In May 2015, these APCo units were retired: Clinch River 3, Glen Lyn 5 and 6, Kanawha River 1 and 2 and Sporn 1 and 3. The other two Clinch River units, 1 and 2, have ceased burning coal and are being converted to natural gas.
APCo reported purchases of 9.8 million tons of coal in 2015. Most of the coal was purchased for Amos, the largest station, and Mountaineer. As the other coal plants were retired in 2015, there were very small purchases for them, Medine added.
Amos uses both low- and high-sulfur coal as the scrubber that was retrofit on the station was not designed for 100% high-sulfur coal. The coal is blended at the station. Mountaineer uses almost exclusively high-sulfur coal as the scrubber was designed to accommodate that quality. The high-sulfur coal comes primarily from Northern Appalachia; the low-sulfur coal comes from Central Appalachia. About 80% of the coal purchased by APCo was reported as contract.
Wheeling Power owns 50% of the 1,560 MW Mitchell station which it acquired from an unregulated AEP subsidiary in 2015. The Mitchell station is operated by AEP’s Kentucky Power subsidiary, which owns the other 50%. The Mitchell station consists of three super-critical units which have been retrofit with scrubbers and other environmental equipment sufficient to make them fully compliant with MATS. Mitchell can take coal by rail, barge and conveyor. Some 2.3 million tons of were purchased for Mitchell in 2015 (100% basis). Like Amos, Mitchell uses both low- and high-sulfur coals to meet the sulfur limitations of the scrubber. Only about 12% of the coal purchased for Mitchell was on a spot basis and all of the spot coal was low-sulfur coal from Central Appalachia. The high-sulfur coal was from the McElroy longwall mine, which is now owned by Murray Energy. The McElroy coal is delivered by belt.

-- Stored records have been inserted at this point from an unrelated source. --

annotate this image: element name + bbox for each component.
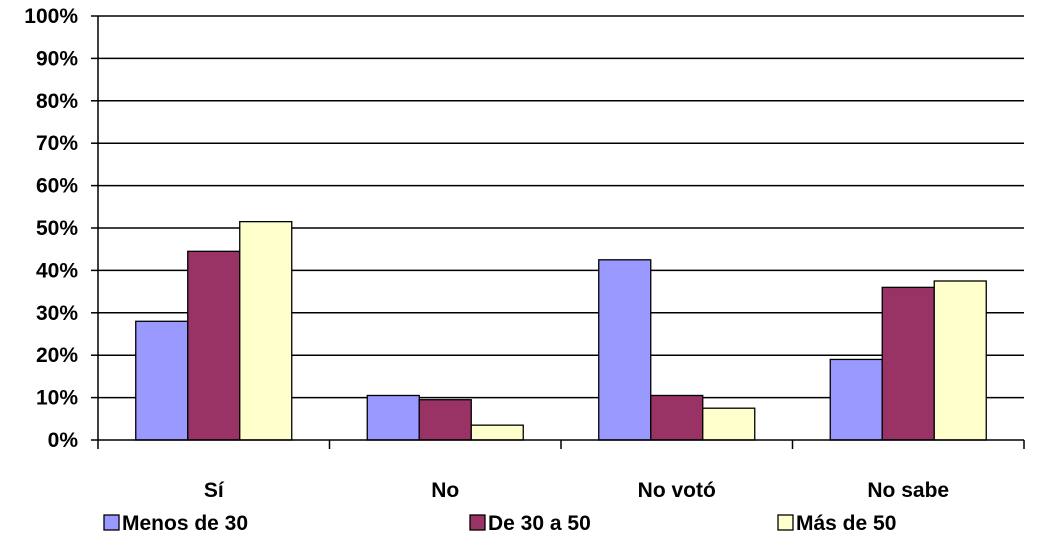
x-category-label: No — [431, 479, 459, 502]
x-category-label: Sí — [204, 479, 225, 502]
bars — [135, 220, 987, 441]
legend-swatch — [469, 514, 486, 531]
bar-3-1 — [239, 220, 293, 441]
bar-2-3 — [650, 394, 704, 441]
legend-item: De 30 a 50 — [469, 512, 591, 535]
bar-1-1 — [135, 320, 189, 441]
legend-item: Más de 50 — [777, 512, 896, 535]
legend-swatch — [777, 514, 794, 531]
y-tick-label: 100% — [24, 5, 78, 28]
legend-item: Menos de 30 — [103, 512, 248, 535]
bar-1-3 — [598, 259, 652, 441]
y-tick-label: 30% — [36, 302, 78, 325]
bar-2-1 — [187, 250, 241, 441]
legend: Menos de 30 De 30 a 50 Más de 50 — [103, 512, 896, 535]
legend-label: Más de 50 — [796, 512, 896, 535]
bar-1-2 — [366, 394, 420, 441]
legend-label: De 30 a 50 — [488, 512, 591, 535]
x-category-label: No sabe — [867, 479, 949, 502]
legend-swatch — [103, 514, 120, 531]
y-tick-label: 20% — [36, 344, 78, 367]
bar-2-2 — [418, 399, 472, 441]
y-tick-label: 90% — [36, 47, 78, 70]
x-axis-category-labels: Sí No No votó No sabe — [204, 479, 949, 502]
bar-1-4 — [829, 358, 883, 441]
y-tick-label: 50% — [36, 217, 78, 240]
x-category-label: No votó — [638, 479, 716, 502]
bar-3-3 — [702, 407, 756, 441]
y-tick-label: 0% — [48, 429, 79, 452]
legend-label: Menos de 30 — [122, 512, 248, 535]
y-tick-label: 60% — [36, 175, 78, 198]
y-tick-label: 10% — [36, 387, 78, 410]
bar-3-2 — [470, 424, 524, 441]
y-tick-label: 80% — [36, 90, 78, 113]
bar-3-4 — [933, 280, 987, 441]
bar-2-4 — [881, 286, 935, 441]
y-axis-tick-labels: 0% 10% 20% 30% 40% 50% 60% 70% 80% 90% 100% — [24, 5, 78, 452]
y-tick-label: 40% — [36, 259, 78, 282]
y-tick-label: 70% — [36, 132, 78, 155]
axes — [97, 16, 1025, 449]
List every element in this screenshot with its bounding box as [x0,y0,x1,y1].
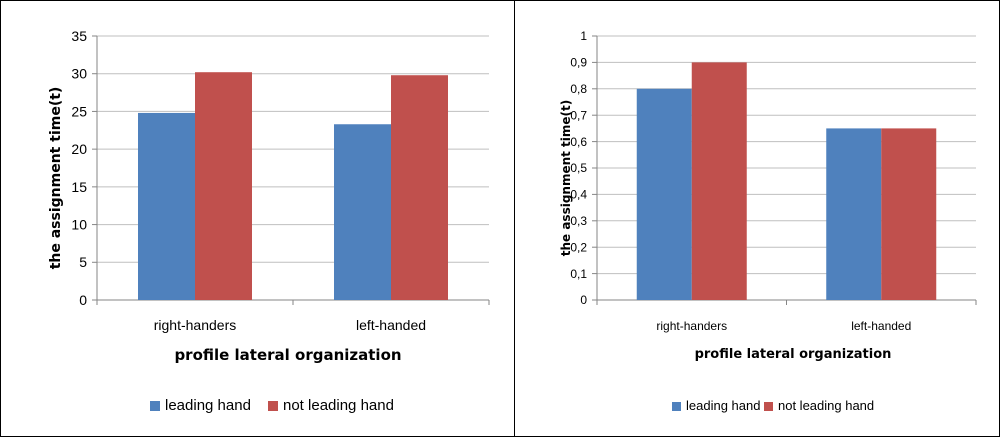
x-axis-title: profile lateral organization [695,347,892,362]
legend-label: not leading hand [283,397,394,414]
legend-swatch [672,402,681,411]
y-tick-label: 25 [71,103,87,119]
bar-not-leading-hand [391,75,448,300]
y-tick-label: 30 [71,66,87,82]
y-tick-label: 10 [71,216,87,232]
x-category-label: left-handed [356,317,426,333]
y-tick-label: 1 [580,29,587,43]
y-tick-label: 0,4 [570,188,587,202]
y-tick-label: 15 [71,179,87,195]
y-axis-title: the assignment time(t) [48,87,64,270]
bar-leading-hand [138,112,195,301]
bar-not-leading-hand [691,62,747,301]
legend-swatch [764,402,773,411]
y-tick-label: 0,7 [570,108,587,122]
y-tick-label: 20 [71,141,87,157]
y-axis-title: the assignment time(t) [559,100,573,257]
y-tick-label: 0 [580,293,587,307]
y-tick-label: 0,3 [570,214,587,228]
y-tick-label: 0,1 [570,267,587,281]
bar-not-leading-hand [881,128,937,300]
bar-leading-hand [334,124,391,300]
bar-leading-hand [636,88,692,300]
legend-label: leading hand [165,397,251,414]
y-tick-label: 0,6 [570,135,587,149]
y-tick-label: 0,5 [570,161,587,175]
y-tick-label: 0 [79,292,87,308]
x-axis-title: profile lateral organization [174,346,401,364]
x-category-label: left-handed [851,319,911,333]
legend-swatch [150,401,160,411]
bar-not-leading-hand [195,72,252,300]
assignment-time-chart-1: 0 5 10 15 20 25 30 35 right-handers left-handed pr… [48,28,490,414]
x-category-label: right-handers [154,317,237,333]
assignment-time-chart-2: 0 0,1 0,2 0,3 0,4 0,5 0,6 0,7 0,8 0,9 1 right-hande… [559,29,977,413]
x-category-label: right-handers [656,319,727,333]
legend-label: not leading hand [778,398,874,413]
legend-label: leading hand [686,398,760,413]
y-tick-label: 0,8 [570,82,587,96]
bar-leading-hand [826,128,882,300]
y-tick-label: 0,2 [570,240,587,254]
y-tick-label: 0,9 [570,56,587,70]
y-tick-label: 5 [79,254,87,270]
y-tick-label: 35 [71,28,87,44]
legend-swatch [268,401,278,411]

As for coal industry bankruptcies, including top U.S. coal producer Peabody Energy, Medine said the percent of production of publicly-traded coal companies that has been in bankruptcy in the last 12 months exceeds 40%. “While some of these bankruptcies have not been directly related to coal prices, all of these bankruptcies have been indirectly related. For example, the decline in the financial condition of Alpha Natural Resources (ANR) resulted in ANR no longer being eligible for self-bonding their reclamation liabilities at their mines in West Virginia and Wyoming. The requirement to post reclamation bonds in Wyoming is what triggered the filing.

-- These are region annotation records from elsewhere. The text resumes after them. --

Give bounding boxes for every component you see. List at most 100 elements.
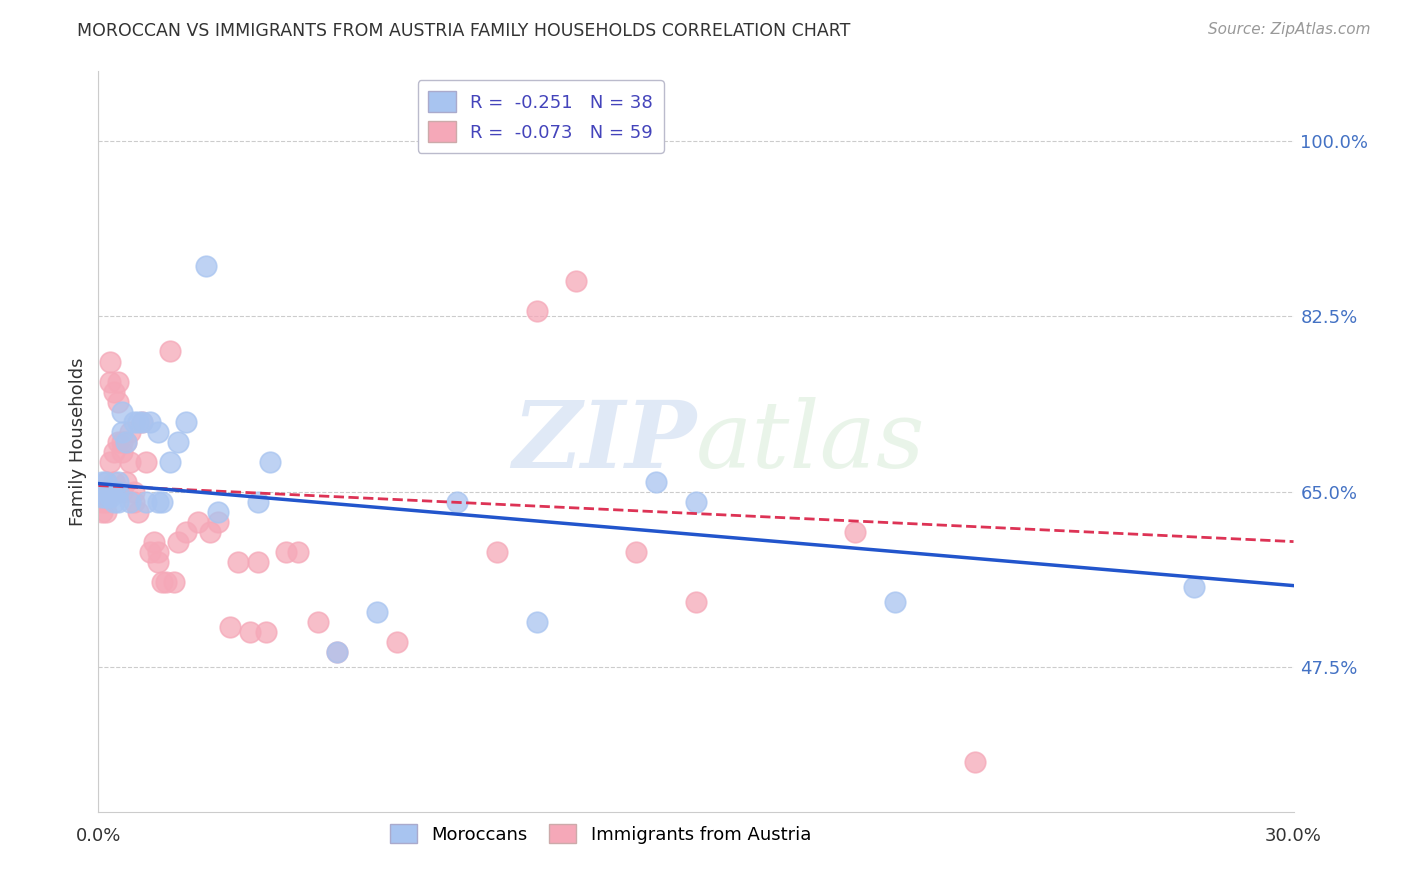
Point (195, 260, 218, 274)
Point (326, 645, 349, 659)
Point (98, 490, 122, 504)
Point (844, 524, 866, 539)
Point (111, 434, 134, 449)
Point (96, 490, 118, 504)
Point (139, 415, 162, 429)
Point (239, 624, 262, 639)
Point (163, 574, 186, 589)
Point (103, 484, 125, 499)
Point (124, 484, 146, 499)
Point (127, 505, 149, 519)
Point (485, 544, 508, 558)
Point (1182, 580, 1205, 594)
Point (174, 415, 197, 429)
Point (103, 384, 125, 399)
Point (148, 544, 170, 558)
Point (685, 594, 707, 608)
Point (107, 475, 129, 489)
Point (167, 534, 190, 549)
Point (187, 515, 209, 529)
Point (111, 425, 134, 439)
Point (107, 494, 129, 508)
Point (174, 524, 197, 539)
Legend: Moroccans, Immigrants from Austria: Moroccans, Immigrants from Austria (382, 816, 818, 851)
Point (326, 645, 349, 659)
Point (96, 505, 118, 519)
Point (98, 484, 122, 499)
Point (246, 494, 269, 508)
Point (254, 624, 277, 639)
Point (645, 475, 668, 489)
Text: 30.0%: 30.0% (1265, 827, 1322, 845)
Y-axis label: Family Households: Family Households (69, 358, 87, 525)
Point (103, 494, 125, 508)
Point (96, 475, 118, 489)
Point (226, 555, 249, 569)
Point (565, 275, 588, 289)
Point (107, 375, 129, 389)
Point (124, 415, 146, 429)
Point (526, 304, 548, 318)
Point (107, 394, 129, 409)
Point (107, 484, 129, 499)
Point (246, 555, 269, 569)
Point (91, 475, 114, 489)
Point (626, 544, 648, 558)
Point (96, 475, 118, 489)
Point (198, 524, 221, 539)
Point (207, 515, 229, 529)
Point (219, 619, 242, 633)
Point (120, 425, 142, 439)
Point (115, 434, 138, 449)
Point (91, 490, 114, 504)
Point (167, 434, 190, 449)
Point (159, 454, 181, 468)
Point (91, 494, 114, 508)
Point (526, 615, 548, 629)
Text: Source: ZipAtlas.com: Source: ZipAtlas.com (1208, 22, 1371, 37)
Point (143, 534, 166, 549)
Point (446, 494, 468, 508)
Point (107, 434, 129, 449)
Point (207, 505, 229, 519)
Point (131, 415, 153, 429)
Point (385, 634, 409, 648)
Point (115, 434, 138, 449)
Point (96, 484, 118, 499)
Point (139, 544, 162, 558)
Point (127, 415, 149, 429)
Point (287, 544, 309, 558)
Text: ZIP: ZIP (512, 397, 696, 486)
Point (148, 425, 170, 439)
Point (150, 574, 173, 589)
Point (148, 555, 170, 569)
Point (98, 354, 122, 368)
Point (96, 494, 118, 508)
Point (884, 594, 907, 608)
Point (274, 544, 297, 558)
Point (111, 484, 134, 499)
Point (963, 755, 986, 769)
Point (91, 505, 114, 519)
Text: MOROCCAN VS IMMIGRANTS FROM AUSTRIA FAMILY HOUSEHOLDS CORRELATION CHART: MOROCCAN VS IMMIGRANTS FROM AUSTRIA FAMI… (77, 22, 851, 40)
Point (115, 475, 138, 489)
Point (148, 494, 170, 508)
Point (135, 454, 157, 468)
Point (124, 494, 146, 508)
Point (98, 454, 122, 468)
Point (120, 494, 142, 508)
Point (91, 484, 114, 499)
Point (98, 375, 122, 389)
Point (159, 344, 181, 359)
Point (259, 454, 281, 468)
Point (111, 444, 134, 458)
Text: atlas: atlas (696, 397, 925, 486)
Point (120, 454, 142, 468)
Point (131, 415, 153, 429)
Point (103, 444, 125, 458)
Point (135, 494, 157, 508)
Point (150, 494, 173, 508)
Point (685, 494, 707, 508)
Point (91, 490, 114, 504)
Point (111, 404, 134, 418)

“The major bankruptcies to date have largely been voluntary petitions under Chapter 11 of the Bankruptcy Code which means that the debtors (a) continue to operate with debtor-in-possession (DIP) financing, as needed, and (b) there is an expectation that the debtor can reorganize and emerge from bankruptcy. Many of the companies in bankruptcy are looking to separate core and non-core assets, effectively creating companies for which there is the expectation of future survival and companies for which the primary goal is divesting of properties and completing reclamation. While this model proved to be a great success in the 2004 bankruptcy of Horizon Natural Resources, the circumstances are radically different today due to reduced investor interest in this space, making DIP financing and required capitalization expenses more difficult to obtain. It is possible that some of the companies in bankruptcy may ultimately be liquidated through Chapter 7, potentially leaving a number of properties idled.”